I am testing this on a popular firewall/routing appliance distribution based on FreeBSD12.3-STABLE, so there are a lot of variables to consider. However, I have no problems installing and removing packages this way on upstream FreeBSD12.3-STABLE. So, I'm merely asking for any direction you might be able to share.


----------



## skunk (Mar 10, 2022)

Did you try whether it works if you `umount` the manual mounts before doing `bectl activate`?


----------



## mer (Mar 10, 2022)

This process works well for me.








						Upgrade FreeBSD with ZFS Boot Environments
					

I am known as a strong ZFS Boot Environment supporter … and not without a reason. I have stated the reasons ‘why’ many times but most (or all) of them are condensed here – &…




					vermaden.wordpress.com
				




/boot should follow the current BE


----------



## rcmcdonald (Mar 11, 2022)

skunk said:


> Did you try whether it works if you `umount` the manual mounts before doing `bectl activate`?

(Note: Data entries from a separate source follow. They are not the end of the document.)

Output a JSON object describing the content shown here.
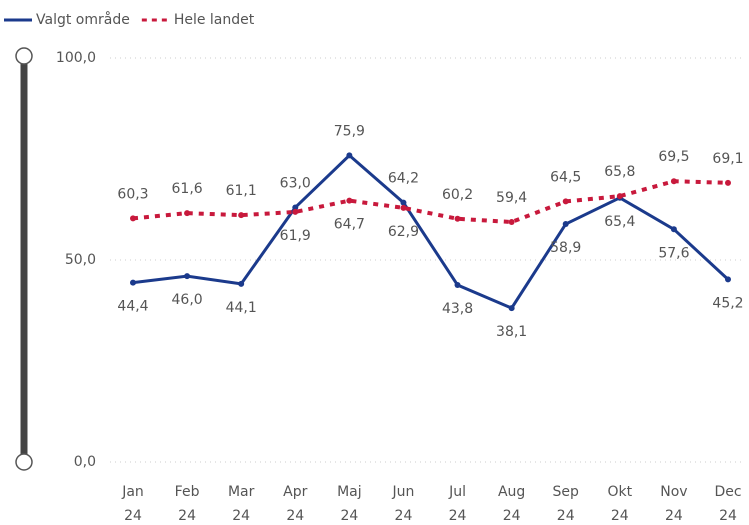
{
  "chart_data": {
    "type": "line",
    "categories": [
      "Jan 24",
      "Feb 24",
      "Mar 24",
      "Apr 24",
      "Maj 24",
      "Jun 24",
      "Jul 24",
      "Aug 24",
      "Sep 24",
      "Okt 24",
      "Nov 24",
      "Dec 24"
    ],
    "series": [
      {
        "name": "Valgt område",
        "color": "#1b3a8c",
        "dash": false,
        "values": [
          44.4,
          46.0,
          44.1,
          63.0,
          75.9,
          64.2,
          43.8,
          38.1,
          58.9,
          65.4,
          57.6,
          45.2
        ],
        "value_labels": [
          "44,4",
          "46,0",
          "44,1",
          "63,0",
          "75,9",
          "64,2",
          "43,8",
          "38,1",
          "58,9",
          "65,4",
          "57,6",
          "45,2"
        ]
      },
      {
        "name": "Hele landet",
        "color": "#c8193c",
        "dash": true,
        "values": [
          60.3,
          61.6,
          61.1,
          61.9,
          64.7,
          62.9,
          60.2,
          59.4,
          64.5,
          65.8,
          69.5,
          69.1
        ],
        "value_labels": [
          "60,3",
          "61,6",
          "61,1",
          "61,9",
          "64,7",
          "62,9",
          "60,2",
          "59,4",
          "64,5",
          "65,8",
          "69,5",
          "69,1"
        ]
      }
    ],
    "ylim": [
      0,
      100
    ],
    "yticks": [
      {
        "value": 0,
        "label": "0,0"
      },
      {
        "value": 50,
        "label": "50,0"
      },
      {
        "value": 100,
        "label": "100,0"
      }
    ],
    "grid": true,
    "legend": "top-left"
  }
}
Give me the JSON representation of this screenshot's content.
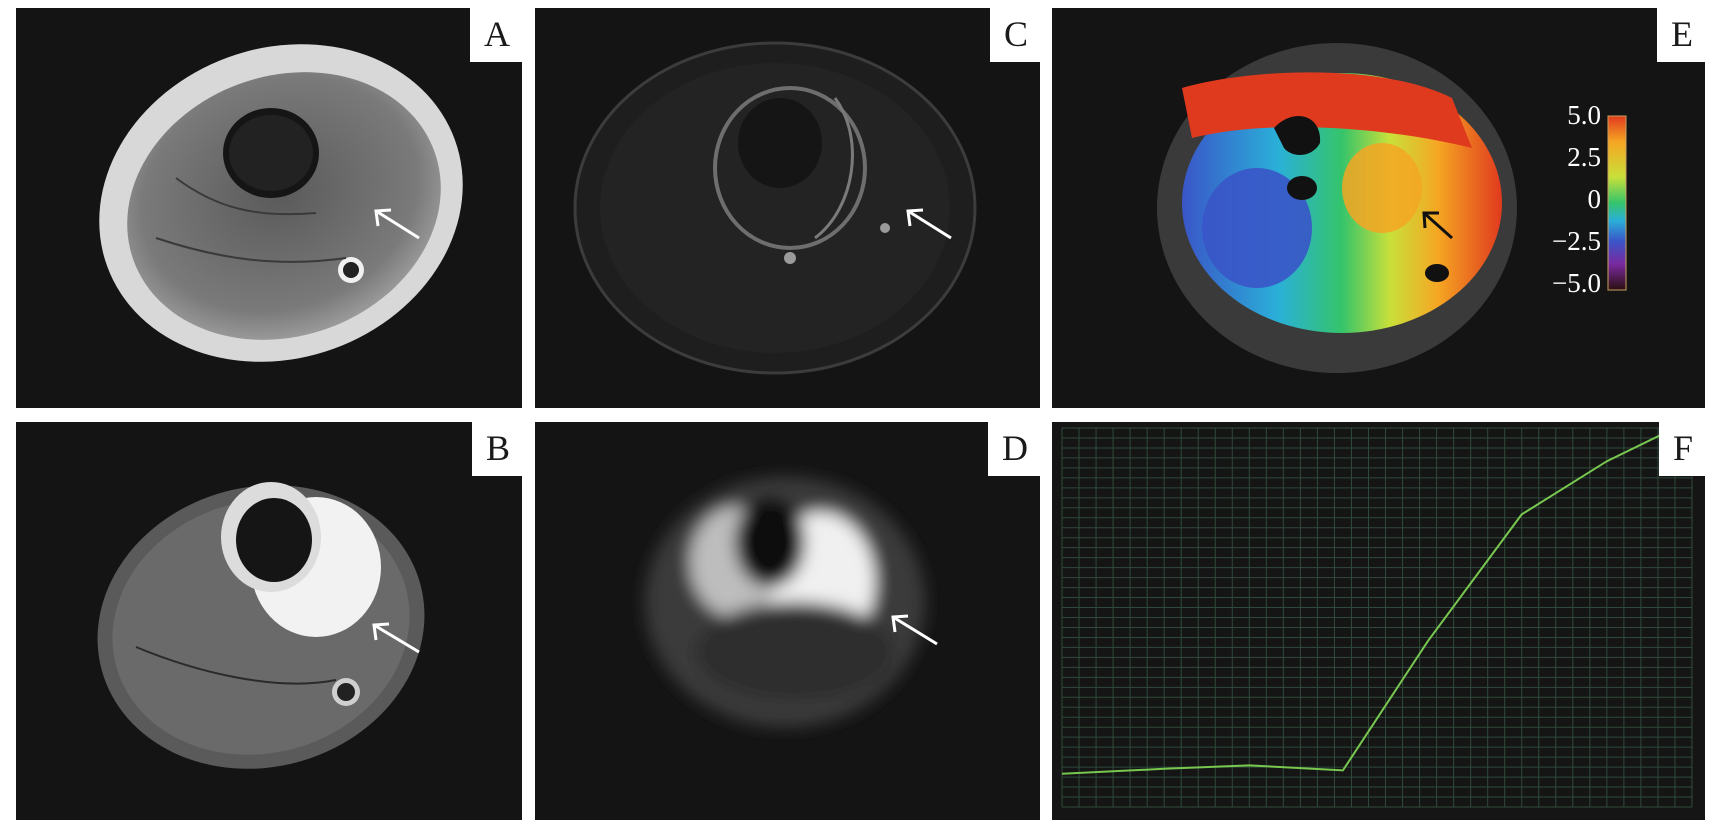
{
  "panels": {
    "a": {
      "label": "A"
    },
    "b": {
      "label": "B"
    },
    "c": {
      "label": "C"
    },
    "d": {
      "label": "D"
    },
    "e": {
      "label": "E"
    },
    "f": {
      "label": "F"
    }
  },
  "colorbar": {
    "ticks": [
      "5.0",
      "2.5",
      "0",
      "−2.5",
      "−5.0"
    ],
    "colors": [
      "#e03a1e",
      "#f5a623",
      "#c9e03a",
      "#35c46b",
      "#2ab0d8",
      "#3a55c8",
      "#7a2aa0",
      "#2a1010"
    ]
  },
  "curve": {
    "color": "#78c850",
    "x_range": [
      0,
      74
    ],
    "y_range": [
      -10,
      104
    ],
    "points": [
      [
        0,
        0
      ],
      [
        12,
        1.5
      ],
      [
        22,
        2.5
      ],
      [
        33,
        1
      ],
      [
        43,
        40
      ],
      [
        54,
        78
      ],
      [
        64,
        94
      ],
      [
        72,
        104
      ]
    ]
  }
}
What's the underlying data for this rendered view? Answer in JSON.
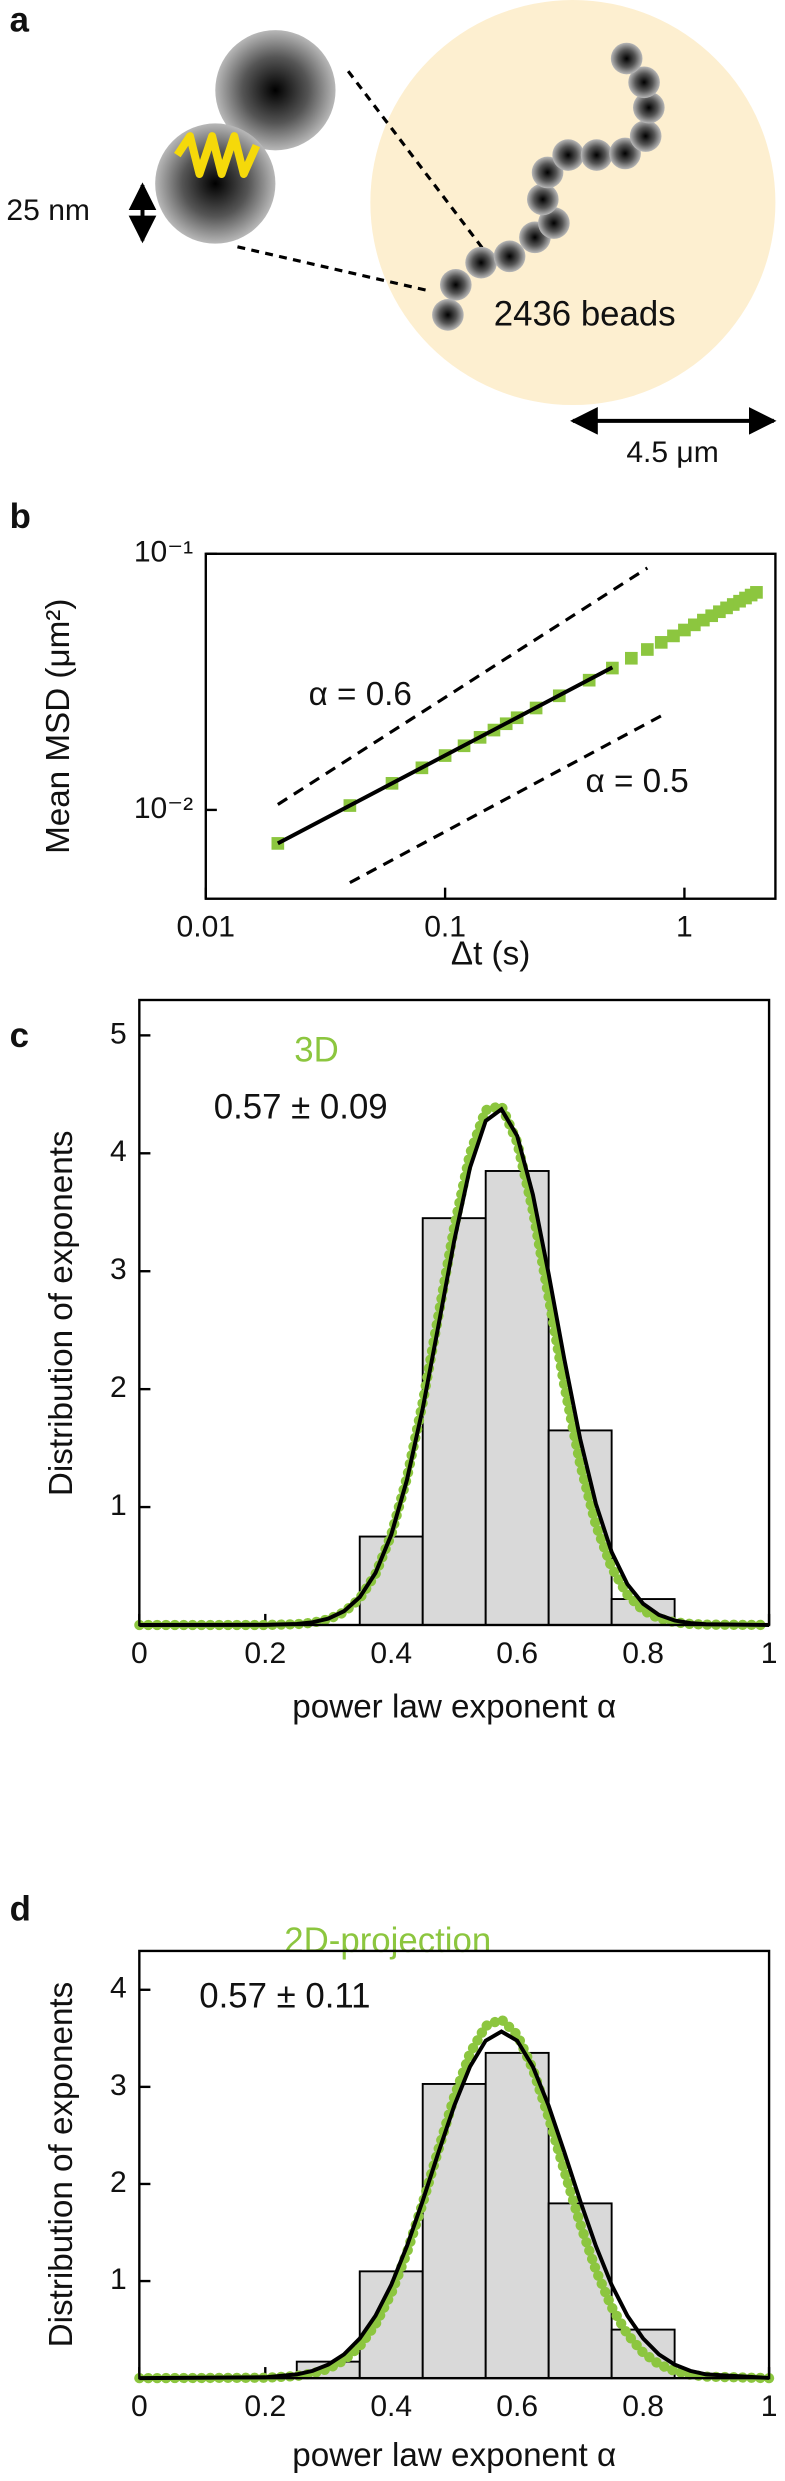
{
  "schematic": {
    "panel": "a",
    "bead_size": "25 nm",
    "bead_count": "2436 beads",
    "scale": "4.5 μm"
  },
  "chart_data": [
    {
      "panel": "b",
      "type": "scatter",
      "xlabel": "Δt (s)",
      "ylabel": "Mean MSD (μm²)",
      "xscale": "log",
      "yscale": "log",
      "xlim": [
        0.01,
        2.4
      ],
      "ylim": [
        0.0045,
        0.1
      ],
      "xticks": [
        0.01,
        0.1,
        1
      ],
      "yticks": [
        {
          "value": 0.1,
          "label": "10⁻¹"
        },
        {
          "value": 0.01,
          "label": "10⁻²"
        }
      ],
      "series": [
        {
          "type": "scatter",
          "color": "#8cc63f",
          "x": [
            0.02,
            0.04,
            0.06,
            0.08,
            0.1,
            0.12,
            0.14,
            0.16,
            0.18,
            0.2,
            0.24,
            0.3,
            0.4,
            0.5,
            0.6,
            0.7,
            0.8,
            0.9,
            1,
            1.1,
            1.2,
            1.3,
            1.4,
            1.5,
            1.6,
            1.7,
            1.8,
            1.9,
            2
          ],
          "values": [
            0.0074,
            0.0104,
            0.0127,
            0.0146,
            0.0163,
            0.0178,
            0.0192,
            0.0205,
            0.0217,
            0.0229,
            0.025,
            0.0279,
            0.0321,
            0.0358,
            0.0391,
            0.0423,
            0.0451,
            0.0478,
            0.0504,
            0.0528,
            0.0551,
            0.0573,
            0.0594,
            0.0615,
            0.0634,
            0.0653,
            0.0672,
            0.069,
            0.0707
          ]
        },
        {
          "type": "line",
          "color": "#000000",
          "x": [
            0.02,
            0.5
          ],
          "values": [
            0.0074,
            0.036
          ]
        }
      ],
      "annotations": [
        {
          "text": "α = 0.6",
          "x": [
            0.02,
            0.7
          ],
          "values": [
            0.0105,
            0.088
          ]
        },
        {
          "text": "α = 0.5",
          "x": [
            0.04,
            0.8
          ],
          "values": [
            0.0052,
            0.0233
          ]
        }
      ]
    },
    {
      "panel": "c",
      "type": "histogram",
      "xlabel": "power law exponent α",
      "ylabel": "Distribution of exponents",
      "xlim": [
        0,
        1
      ],
      "ylim": [
        0,
        5.3
      ],
      "xticks": [
        0,
        0.2,
        0.4,
        0.6,
        0.8,
        1
      ],
      "yticks": [
        1,
        2,
        3,
        4,
        5
      ],
      "bins": [
        0.35,
        0.45,
        0.55,
        0.65,
        0.75,
        0.85
      ],
      "values": [
        0.75,
        3.45,
        3.85,
        1.65,
        0.22
      ],
      "bar_color": "#d9d9d9",
      "curve_x": [
        0,
        0.2,
        0.25,
        0.275,
        0.3,
        0.325,
        0.35,
        0.375,
        0.4,
        0.425,
        0.45,
        0.475,
        0.5,
        0.525,
        0.55,
        0.575,
        0.6,
        0.625,
        0.65,
        0.675,
        0.7,
        0.725,
        0.75,
        0.775,
        0.8,
        0.825,
        0.85,
        0.875,
        0.9,
        1
      ],
      "series": [
        {
          "name": "3D",
          "color": "#8cc63f",
          "style": "dotted",
          "values": [
            0,
            0,
            0.007,
            0.019,
            0.048,
            0.108,
            0.224,
            0.431,
            0.764,
            1.25,
            1.886,
            2.626,
            3.373,
            3.995,
            4.366,
            4.402,
            4.094,
            3.511,
            2.779,
            2.028,
            1.366,
            0.848,
            0.486,
            0.257,
            0.125,
            0.056,
            0.023,
            0.009,
            0.003,
            0
          ]
        },
        {
          "color": "#000000",
          "style": "solid",
          "values": [
            0,
            0.001,
            0.009,
            0.023,
            0.054,
            0.117,
            0.236,
            0.441,
            0.765,
            1.231,
            1.836,
            2.54,
            3.258,
            3.876,
            4.275,
            4.373,
            4.148,
            3.649,
            2.976,
            2.251,
            1.579,
            1.027,
            0.619,
            0.346,
            0.18,
            0.086,
            0.038,
            0.016,
            0.006,
            0
          ]
        }
      ],
      "annotation": "0.57 ± 0.09"
    },
    {
      "panel": "d",
      "type": "histogram",
      "xlabel": "power law exponent α",
      "ylabel": "Distribution of exponents",
      "xlim": [
        0,
        1
      ],
      "ylim": [
        0,
        4.4
      ],
      "xticks": [
        0,
        0.2,
        0.4,
        0.6,
        0.8,
        1
      ],
      "yticks": [
        1,
        2,
        3,
        4
      ],
      "bins": [
        0.25,
        0.35,
        0.45,
        0.55,
        0.65,
        0.75,
        0.85
      ],
      "values": [
        0.17,
        1.1,
        3.03,
        3.35,
        1.8,
        0.5
      ],
      "bar_color": "#d9d9d9",
      "curve_x": [
        0,
        0.2,
        0.25,
        0.275,
        0.3,
        0.325,
        0.35,
        0.375,
        0.4,
        0.425,
        0.45,
        0.475,
        0.5,
        0.525,
        0.55,
        0.575,
        0.6,
        0.625,
        0.65,
        0.675,
        0.7,
        0.725,
        0.75,
        0.775,
        0.8,
        0.825,
        0.85,
        0.875,
        0.9,
        1
      ],
      "series": [
        {
          "name": "2D-projection",
          "color": "#8cc63f",
          "style": "dotted",
          "values": [
            0,
            0.004,
            0.022,
            0.048,
            0.097,
            0.184,
            0.329,
            0.553,
            0.872,
            1.294,
            1.801,
            2.356,
            2.896,
            3.344,
            3.627,
            3.695,
            3.537,
            3.181,
            2.687,
            2.132,
            1.59,
            1.113,
            0.732,
            0.452,
            0.263,
            0.143,
            0.073,
            0.035,
            0.016,
            0
          ]
        },
        {
          "color": "#000000",
          "style": "solid",
          "values": [
            0,
            0.009,
            0.039,
            0.075,
            0.14,
            0.245,
            0.408,
            0.643,
            0.96,
            1.361,
            1.827,
            2.325,
            2.805,
            3.207,
            3.476,
            3.57,
            3.476,
            3.207,
            2.805,
            2.325,
            1.827,
            1.361,
            0.96,
            0.643,
            0.408,
            0.245,
            0.14,
            0.075,
            0.039,
            0.002
          ]
        }
      ],
      "annotation": "0.57 ± 0.11"
    }
  ]
}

Yes. No difference in behavior.



mer said:


> This process works well for me.
> 
> 
> 
> ...


Yes it should. In fact, if I browse the `/tmp/alt/boot` directory, everything is there. However, the loader doesn't see it.


----------



## grahamperrin@ (Mar 12, 2022)

Lateral thinking.



rcmcdonald said:


> the loader



Might there be an issue with the loader itself … more specifically, the appliance's loader's expectation of _the name of_ the file to load?

<https://www.google.com/search?q="unable+to+locate++/boot/zfsloader"&tbs=li:1#unfucked> _unique_.



rcmcdonald said:


> everything is there.



What things, exactly? ls please, thanks.


----------